Проницательность Шамана смутила, Кирилл почувствовал, что краснеет.
- Извините. Но, согласитесь – это едва ли не первый вопрос, который приходит в голову. Вы бы на моем месте не пытались угадать?
- Непременно, - кивнул Шаман. – Более того, сам не раз думал – почему я? И пришел к единственному выводу. Мать Доброты сжалилась над самым убогим из выживших.
Кирилл недоуменно поднял брови:
- О чем вы?
Вместо ответа Шаман взялся за капюшон. И, помедлив, сбросил.
Кирилл вздрогнул.
***
Его детство пропахло прелыми тряпками. Вся маленькая, тесная, унылая квартира на втором этаже старого панельного дома, где жил с матерью, бабкой и слабоумной старшей сестрой, пропахла прелыми тряпками.
Его мать была некрасивой. Болезненно худой, с испуганными глазами и горькими морщинами на лбу и вокруг рта. Все женщины, окружавшие его, были некрасивыми. А бабка с сестрой – еще и мерзкими.
Бабка ругала и ненавидела – его, сестру и мать. Мать, по ее мнению, не должна была рожать ни сестру, ни его. Все беды, говорила бабка, от мужиков.

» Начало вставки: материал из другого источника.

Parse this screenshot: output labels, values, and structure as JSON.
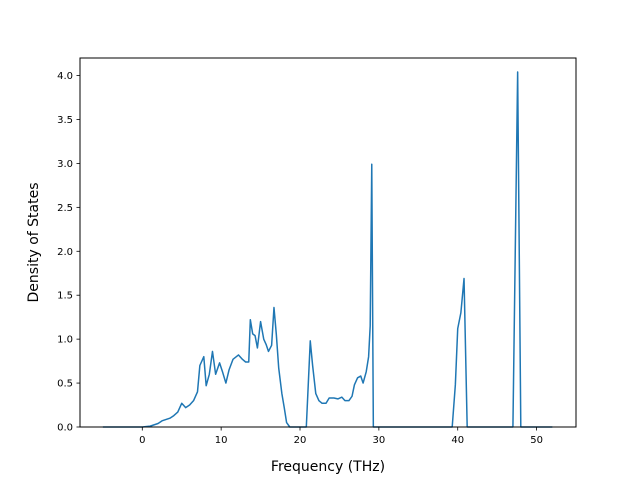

Его сестра мочилась в постель и пускала слюни. Он запомнил ее дебелой теткой - белокожей, веснушчатой, с торчащими вперед щелястыми зубами и разумом пятилетнего ребенка. Больше всего сестра любила грызть соломку – грошовое лакомство, которое в сетевом магазине во дворе продавали «по акции».
К десяти годам он выучил наизусть весь ассортимент, который в окрестных магазинах продавали по акции. Деньги в семье не водились, и слово «нищеброд» он запомнил, еще когда ходил в детский сад. Продавщицы в магазинах «несчастненького» знали и одергивали гопников, которые показывали на него пальцем – грозили позвать охрану. Охранники его тоже знали. На гопников, по долгу службы, рявкали, а встретившись глазами с ним, брезгливо отворачивались.

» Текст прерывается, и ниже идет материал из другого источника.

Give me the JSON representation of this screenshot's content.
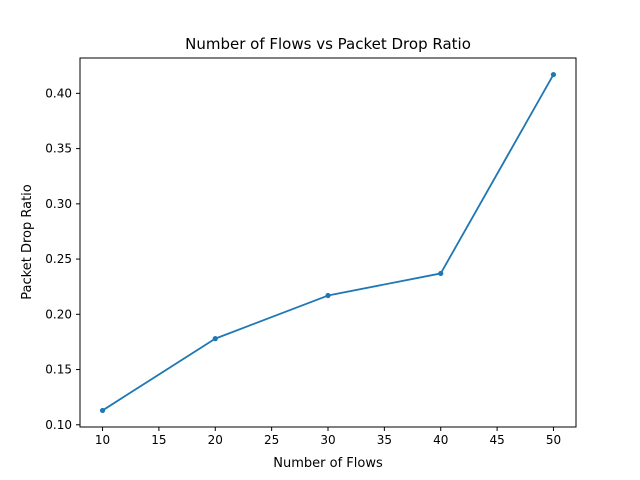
{
  "chart_data": {
    "type": "line",
    "title": "Number of Flows vs Packet Drop Ratio",
    "xlabel": "Number of Flows",
    "ylabel": "Packet Drop Ratio",
    "x": [
      10,
      20,
      30,
      40,
      50
    ],
    "series": [
      {
        "values": [
          0.113,
          0.178,
          0.217,
          0.237,
          0.417
        ],
        "color": "#1f77b4",
        "marker": "point"
      }
    ],
    "xlim": [
      8,
      52
    ],
    "ylim": [
      0.098,
      0.432
    ],
    "xticks": [
      10,
      15,
      20,
      25,
      30,
      35,
      40,
      45,
      50
    ],
    "yticks": [
      0.1,
      0.15,
      0.2,
      0.25,
      0.3,
      0.35,
      0.4
    ],
    "xtick_labels": [
      "10",
      "15",
      "20",
      "25",
      "30",
      "35",
      "40",
      "45",
      "50"
    ],
    "ytick_labels": [
      "0.10",
      "0.15",
      "0.20",
      "0.25",
      "0.30",
      "0.35",
      "0.40"
    ],
    "grid": false,
    "legend": "none"
  }
}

Он родился таким же, как и сестра, в медицине это называлось «с пороками развития». В народе таких, как он, интеллигентно называли «ущербными». А неинтеллигентных названий было много, он знал наизусть все. Задержками в умственном развитии, в отличие от сестры, не страдал.
По крайней мере, именно так говорили врачи. В очередной раз закрывая его медицинскую карту и вздыхая – показаний для определения в спецшколу нет. Пусть мальчик ходит в обычную. Общение со сверстниками… социализация… и прочий лицемерный бред. Дети-уроды обходятся чиновникам дороже пенсионеров и сирот, это он однажды тоже узнал.

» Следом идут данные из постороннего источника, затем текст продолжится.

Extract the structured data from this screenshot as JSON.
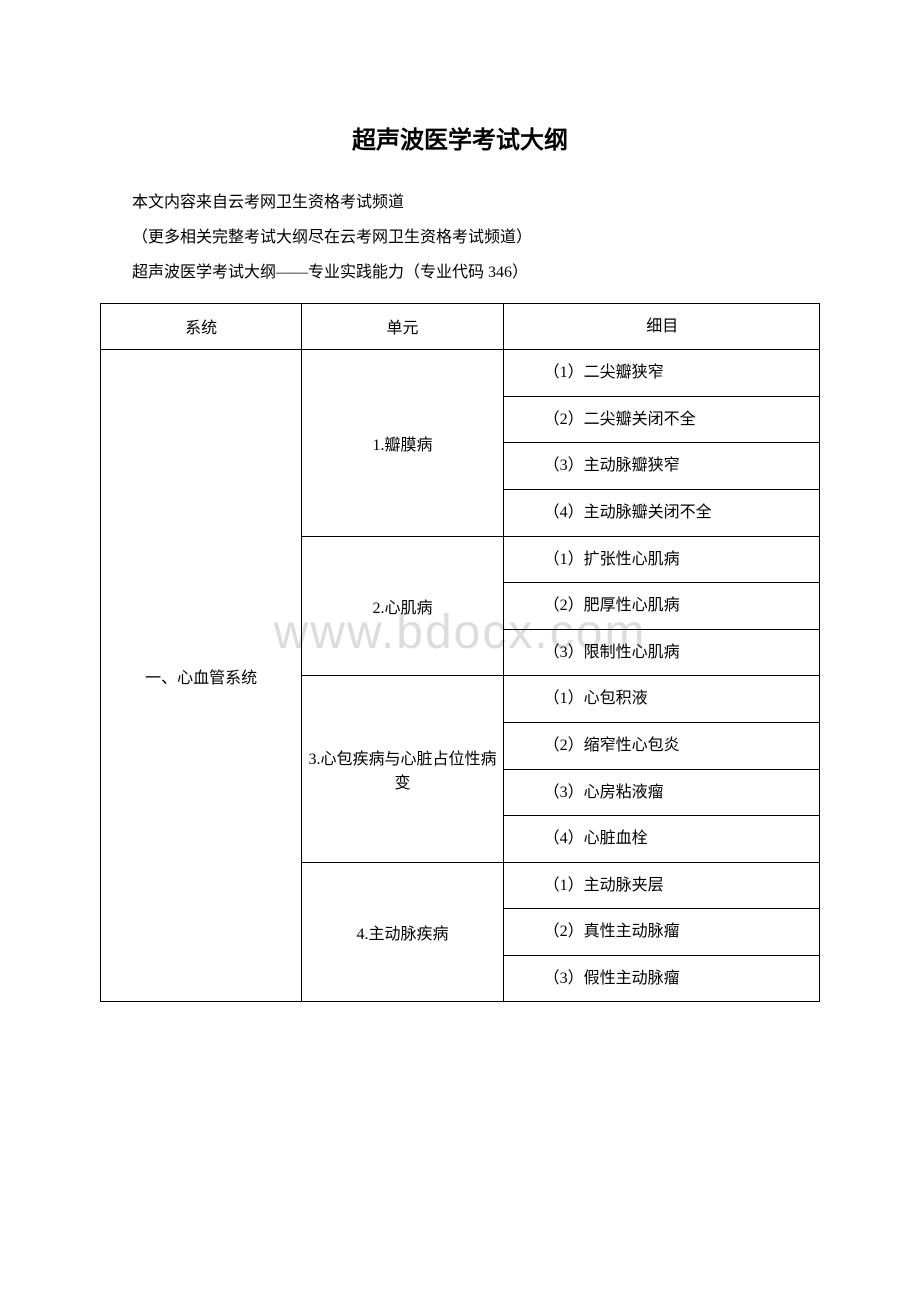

Школу и одноклассников ненавидел еще больше, чем семью. Дома к его росту – сто сорок семь сантиметров к пятнадцати годам, вкупе с весом под восемьдесят кило – привыкли. Дома никто не обзывал его карликом, жирдяем и жабой – из-за нездоровых, выпученных глаз. А в школе обзывали. Хотя били редко, все больше брезгливо сторонились. Кажется, хулиганы всерьез опасались, что, прикоснувшись к нему, могут превратиться в такую же богомерзкую тварь.
Эти слова – богомерзкая тварь - он впервые услышал на одном из собраний, когда начал на них ходить.
А начал внезапно. Просто однажды – ему было пятнадцать лет – подошла на улице красивая девушка в скромном длинном платье. Улыбнулась. И взяла за руку – его, из-за одного взгляда на которого малые дети плакали. И позвала: «Пойдем со мной».
И он пошел. А кто бы не пошел? Кто бы сумел отказать богине, которая без страха взяла его за руку? Он ни разу не пожалел о том, что пошел. Тот день перевернул его жизнь.